В кратчайшем очерке о Паскале собран существенный материал. Некоторые замечания автора, например об оценке Паскалем человеческой мысли как основе величия человека при всей его слабости (misere), дают читателю живое понятие о французской классической культуре XVII века. И все же гениальный мыслитель рассмотрен в очерке несколько узко. Паскаль сведен автором, в сущности, только к его антропологически-пессимистической моралистике, а в этом аспекте слишком приближен к Ларошфуко. Суживается, таким образом, а весь вопрос о паскалевском влиянии в XVII веке.

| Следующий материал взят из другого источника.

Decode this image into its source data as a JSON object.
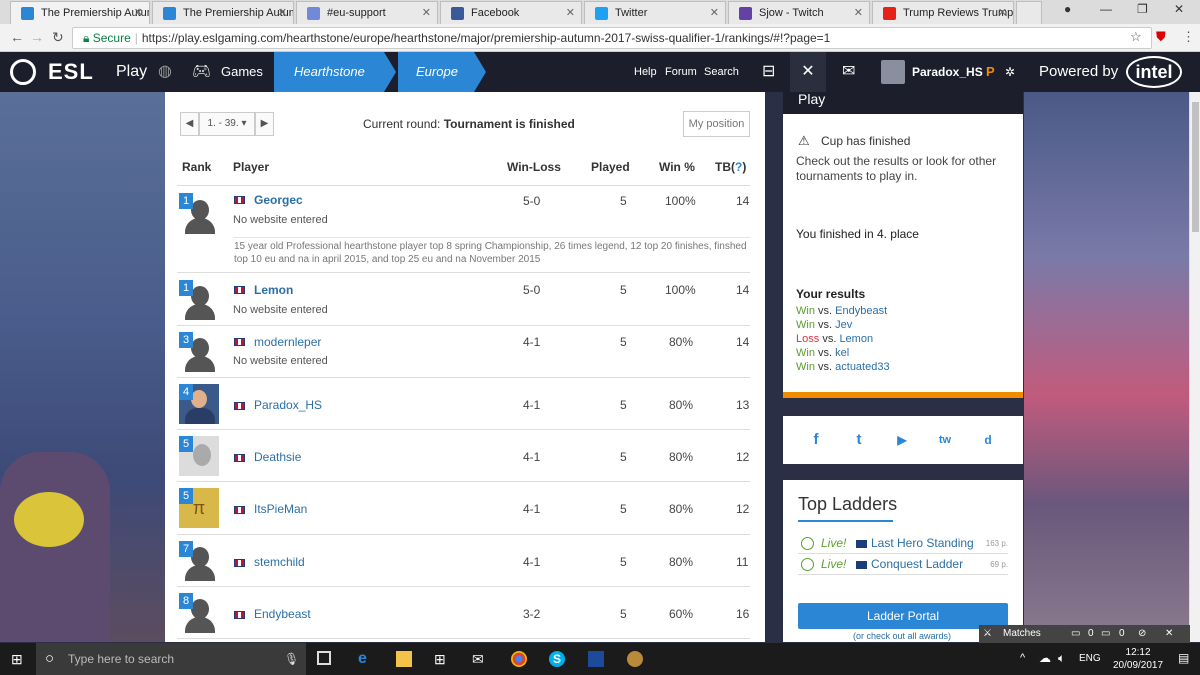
{
  "browser": {
    "tabs": [
      {
        "title": "The Premiership Autum",
        "color": "#2b86d6"
      },
      {
        "title": "The Premiership Autum",
        "color": "#2b86d6"
      },
      {
        "title": "#eu-support",
        "color": "#7289da"
      },
      {
        "title": "Facebook",
        "color": "#3b5998"
      },
      {
        "title": "Twitter",
        "color": "#1da1f2"
      },
      {
        "title": "Sjow - Twitch",
        "color": "#6441a4"
      },
      {
        "title": "Trump Reviews Trump",
        "color": "#e62117"
      }
    ],
    "secure_label": "Secure",
    "url": "https://play.eslgaming.com/hearthstone/europe/hearthstone/major/premiership-autumn-2017-swiss-qualifier-1/rankings/#!?page=1"
  },
  "nav": {
    "logo": "ESL",
    "play": "Play",
    "games": "Games",
    "crumb1": "Hearthstone",
    "crumb2": "Europe",
    "help": "Help",
    "forum": "Forum",
    "search": "Search",
    "username": "Paradox_HS",
    "powered": "Powered by",
    "intel": "intel"
  },
  "toolbar": {
    "pager_range": "1. - 39.",
    "pager_prev": "◀",
    "pager_next": "▶",
    "round_label": "Current round:",
    "round_value": "Tournament is finished",
    "my_position": "My position"
  },
  "table": {
    "headers": {
      "rank": "Rank",
      "player": "Player",
      "winloss": "Win-Loss",
      "played": "Played",
      "winpct": "Win %",
      "tb": "TB(",
      "tb_q": "?",
      "tb_close": ")"
    },
    "rows": [
      {
        "rank": "1",
        "name": "Georgec",
        "site": "No website entered",
        "wl": "5-0",
        "played": "5",
        "pct": "100%",
        "tb": "14",
        "bold": true
      },
      {
        "rank": "1",
        "name": "Lemon",
        "site": "No website entered",
        "wl": "5-0",
        "played": "5",
        "pct": "100%",
        "tb": "14",
        "bold": true
      },
      {
        "rank": "3",
        "name": "modernleper",
        "site": "No website entered",
        "wl": "4-1",
        "played": "5",
        "pct": "80%",
        "tb": "14",
        "bold": false
      },
      {
        "rank": "4",
        "name": "Paradox_HS",
        "site": "",
        "wl": "4-1",
        "played": "5",
        "pct": "80%",
        "tb": "13",
        "bold": false
      },
      {
        "rank": "5",
        "name": "Deathsie",
        "site": "",
        "wl": "4-1",
        "played": "5",
        "pct": "80%",
        "tb": "12",
        "bold": false
      },
      {
        "rank": "5",
        "name": "ItsPieMan",
        "site": "",
        "wl": "4-1",
        "played": "5",
        "pct": "80%",
        "tb": "12",
        "bold": false
      },
      {
        "rank": "7",
        "name": "stemchild",
        "site": "",
        "wl": "4-1",
        "played": "5",
        "pct": "80%",
        "tb": "11",
        "bold": false
      },
      {
        "rank": "8",
        "name": "Endybeast",
        "site": "",
        "wl": "3-2",
        "played": "5",
        "pct": "60%",
        "tb": "16",
        "bold": false
      }
    ],
    "bio": "15 year old Professional hearthstone player top 8 spring Championship, 26 times legend, 12 top 20 finishes, finshed top 10 eu and na in april 2015, and top 25 eu and na November 2015"
  },
  "sidebar": {
    "play_title": "Play",
    "cup_finished": "Cup has finished",
    "cup_text": "Check out the results or look for other tournaments to play in.",
    "finished": "You finished in 4. place",
    "results_title": "Your results",
    "vs": "vs.",
    "results": [
      {
        "outcome": "Win",
        "opponent": "Endybeast"
      },
      {
        "outcome": "Win",
        "opponent": "Jev"
      },
      {
        "outcome": "Loss",
        "opponent": "Lemon"
      },
      {
        "outcome": "Win",
        "opponent": "kel"
      },
      {
        "outcome": "Win",
        "opponent": "actuated33"
      }
    ],
    "social": [
      "f",
      "t",
      "▶",
      "tw",
      "d"
    ],
    "ladders_title": "Top Ladders",
    "ladders": [
      {
        "live": "Live!",
        "name": "Last Hero Standing",
        "pts": "163 p."
      },
      {
        "live": "Live!",
        "name": "Conquest Ladder",
        "pts": "69 p."
      }
    ],
    "ladder_portal": "Ladder Portal",
    "awards": "(or check out all awards)"
  },
  "widget": {
    "matches": "Matches",
    "count1": "0",
    "count2": "0"
  },
  "taskbar": {
    "search_placeholder": "Type here to search",
    "lang": "ENG",
    "time": "12:12",
    "date": "20/09/2017"
  }
}
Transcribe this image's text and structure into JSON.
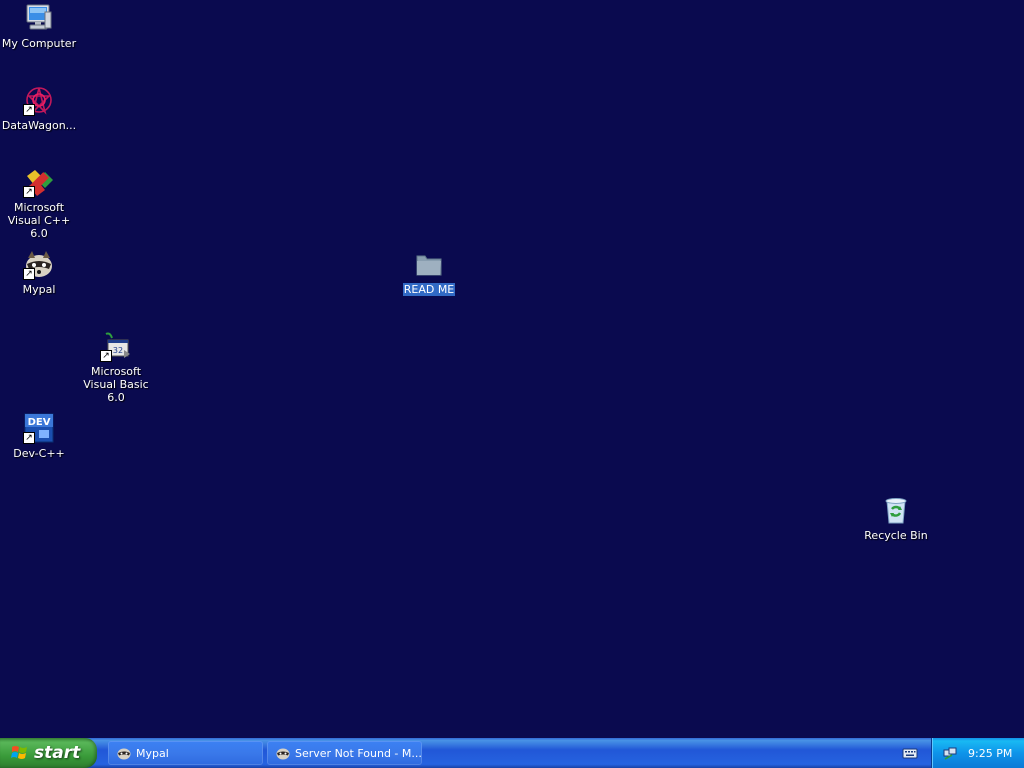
{
  "desktop": {
    "icons": [
      {
        "id": "my-computer",
        "label": "My Computer",
        "icon": "computer-icon",
        "shortcut": false
      },
      {
        "id": "datawagon",
        "label": "DataWagon...",
        "icon": "datawagon-icon",
        "shortcut": true
      },
      {
        "id": "msvc",
        "label": "Microsoft Visual C++ 6.0",
        "icon": "visual-cpp-icon",
        "shortcut": true
      },
      {
        "id": "mypal",
        "label": "Mypal",
        "icon": "mypal-raccoon-icon",
        "shortcut": true
      },
      {
        "id": "msvb",
        "label": "Microsoft Visual Basic 6.0",
        "icon": "visual-basic-icon",
        "shortcut": true
      },
      {
        "id": "devcpp",
        "label": "Dev-C++",
        "icon": "dev-cpp-icon",
        "shortcut": true
      },
      {
        "id": "readme",
        "label": "READ ME",
        "icon": "folder-icon",
        "shortcut": false,
        "selected": true
      },
      {
        "id": "recycle",
        "label": "Recycle Bin",
        "icon": "recycle-bin-icon",
        "shortcut": false
      }
    ]
  },
  "taskbar": {
    "start_label": "start",
    "tasks": [
      {
        "label": "Mypal",
        "icon": "mypal-raccoon-icon"
      },
      {
        "label": "Server Not Found - M...",
        "icon": "mypal-raccoon-icon"
      }
    ],
    "tray": {
      "clock": "9:25 PM"
    }
  },
  "colors": {
    "desktop_bg": "#0a0a4f",
    "selection": "#316ac5",
    "taskbar_blue": "#2157d7",
    "start_green": "#3a9b3a"
  }
}
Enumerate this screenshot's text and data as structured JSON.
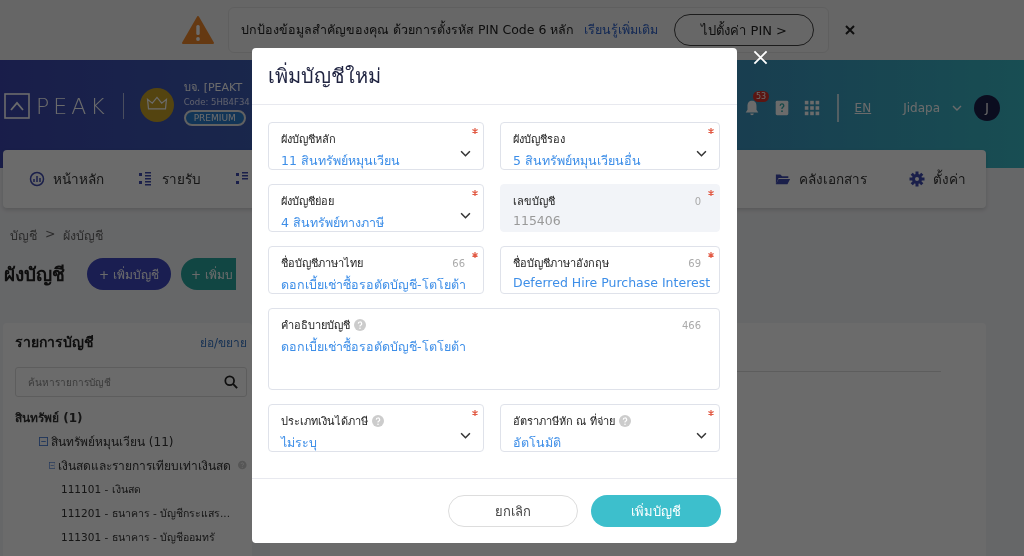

Приходится вспомнить, что Паскаль – мыслитель, социолог, обличитель «приспособительной» морали, аналитик трагических противоречий буржуазной культуры на заре ее развития – еще не открыт у нас.
В очерке о просветительском классицизме внимание автора привлекают споры мировоззрений, концепций мира, а в этих спорах – судьба самого «антропоцентрического» принципа: не всегда человеческое сознание, например, в повестях Вольтера, оказывается способным отстоять свою автономию в столкновениях с морем зла. Отступление же от этого принципа делает окружающий мир более темным для познания, – это чувствует и Кандид, «простой человек», и сам Вольтер – философ. Автор обращает внимание на те вольтеровские трагедии (например, «Магомет»), в которых «мир идеологии, мир абстрактных принципов… искажающих простые, естественные человеческие отношения», выступает как источник дисгармоний в обществе (стр. 302).
Очерки Д. Обломиевского завершаются анализом трагедий М. -Ж. Шенье.
Еще несколько замечаний о книге в целом. Автор обоснованно отвлекается от некоторых формальных сторон классицизма, чтобы сделать более ясным свой аспект исследования. Но при таком отвлечении иной раз приглушается и нечто содержательное, присущее форме классицизма, столь глубоко изученного автором. Едва ли, например, стоило отвлекаться от такого содержательного момента, как наличие в трагедиях Расина идеального исторического пространства (императорский Рим, эллинистический Восток и т. д.), в котором «оглашается», «обнародуется» (выражение К. Фосслера) самое интимное, душевное его героев. Ведь это – не только сюжетные мотивы, «маскировка» (как не являются только «маскировкой» древнегреческие имена в «Характерах» Лабрюйера). В анализе автора расиновские трагедии приобретают местами несколько камерный характер.
Значительность труда Д. Обломиевского в том, что он проникнут историзмом, не односторонним и формальным, но связанным с чувством современной эпохи и в этой связи проницательным. Привлекает и манера исследования. В ней анализ и наблюдения предпочитаются общим формулам, во и немало теоретических вопросов затронуто в книге Д. Обломиевского. Классицистский театр, его духовные ценности приближены к читателю и в главном и детально, почти «режиссерски». С какой другой стороны можно наилучшим образом определить живое значение искусства прошлого?